Acontece que, além de uma grande tradição nacional, El Ciclón (como é conhecido) tem uma torcida pra lá de apaixonada. Torcida essa que deveria servir de exemplo a todo o mundo.
Digo isso porque, semana passada, Buenos Aires parou. Parou como se tivesse sido atingida por um ciclone.
Na ocasião, mais de 15 mil pessoas marcharam em direção à câmara legislativa da cidade, bloqueando trânsito e tudo mais o que estivesse no caminho.
Era a torcida do San Lorenzo.
E a manifestação não era uma festa, uma comemoração de um título. Era um ato político.

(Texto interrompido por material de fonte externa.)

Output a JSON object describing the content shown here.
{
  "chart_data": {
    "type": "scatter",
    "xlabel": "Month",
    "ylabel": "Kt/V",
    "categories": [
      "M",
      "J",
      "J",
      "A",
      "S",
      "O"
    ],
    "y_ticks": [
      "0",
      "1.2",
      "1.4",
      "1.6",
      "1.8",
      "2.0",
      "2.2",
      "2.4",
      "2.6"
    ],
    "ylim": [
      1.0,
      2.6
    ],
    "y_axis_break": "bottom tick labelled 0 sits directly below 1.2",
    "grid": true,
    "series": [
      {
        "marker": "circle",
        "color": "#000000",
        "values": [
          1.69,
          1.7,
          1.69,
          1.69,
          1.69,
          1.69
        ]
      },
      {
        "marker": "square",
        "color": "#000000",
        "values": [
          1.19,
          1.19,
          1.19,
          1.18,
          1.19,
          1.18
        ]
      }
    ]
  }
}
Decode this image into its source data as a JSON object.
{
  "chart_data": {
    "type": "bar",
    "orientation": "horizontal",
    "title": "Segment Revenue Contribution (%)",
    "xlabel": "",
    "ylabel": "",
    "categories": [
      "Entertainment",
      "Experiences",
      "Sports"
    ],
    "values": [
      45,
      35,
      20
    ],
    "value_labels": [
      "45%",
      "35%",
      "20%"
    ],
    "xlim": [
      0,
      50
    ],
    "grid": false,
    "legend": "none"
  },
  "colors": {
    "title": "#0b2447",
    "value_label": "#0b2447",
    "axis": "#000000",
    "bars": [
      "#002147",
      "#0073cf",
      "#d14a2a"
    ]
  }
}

Um ato que tinha a ver, ao mesmo tempo, com a História do clube e com a tenebrosa História da ditadura militar argentina. Porque ambas se cruzam, quando pensamos no atual estádio do Ciclón: o Nuevo Gasometro.
Sim, o estádio não é chamado de “nuevo” (novo) à toa. Houve um tempo em que existiu um Viejo (velho) Gasometro.
Acontece que, durante o “governo” do ditador Jorge Videla – um dos mais sangrentos da América Latina – o antigo estádio de Almagro deixou de existir.
Sobre o pretexto de construir moradias populares, Videla decretou a demolição da arena, conhecida como El Wembley Porteño.
Meses depois, ao invés de casas, um supermercado Carrefour foi erguido no local.
Onde havia um gramado histórico, palco do Sul-Americano de 29 e de jogos épicos, foram colocadas prateleiras e caixas.
Só que a memória do Viejo Gasometro nunca deixou de existir. Tanto é que, em uma de suas andanças cotidianas, o escritor argentino Osvaldo Soriano achou, no supermercado, o ex-atacante Sanfilippo, artilheiro nacional de 1958 a 61.
E segundo Soriano, assim se deu o encontro: “Fui com José Sanfilippo, o herói da minha infância. (…) De repente, quando nos aproximamos das caixas, Sanfilippo abre os braços e me diz: ‘E pensar que bem dali meti um gol de bate-pronto no Roma, naquela partida contra o Boca’ (…) De repente corre como um coelho apesar do terno azul e dos sapatos lustrosos: ‘deixei-a quicar e plum!’. Dispara com a esquerda. Nos viramos todos para olhar na direção da caixa, onde há trinta e tantos anos estava o gol, e parece a todos nós que a bola entra por cima, justamente onde estão as pilhas para rádio e as lâminas de barbear. Sanfilippo levanta os braços para festejar. Os fregueses e as caixas quase arrebentam as mãos de tanto aplaudir. Quase comecei a chorar.”
Emocionante, a história revela, ao mesmo tempo, o amor da torcida do Ciclón pelo velho estádio, e a crueldade que foi a demolição do mesmo.
Talvez por isso, a mesma torcida que aplaudiu Nene Sanfilippo na década de 60, decidiu ir às ruas exigir a acatação do projeto de lei do deputado Gonzalo Ruanova, que propõe a devolução do antigo terreno ao San Lorenzo, e o repasse do terreno do Nuevo Gasometro ao governo.
Sem dúvida, uma alternativa mais do que razoável, dada a aversão que os próprios torcedores do clube tem pelo seu atual estádio e por tudo o que ele representa.
Só que claro, como sempre, resta aguardar o desenrolar dos fatos. Mas os “hínchas” do Ciclón fizeram sua parte. E que sirva de exemplo ao mundo inteiro.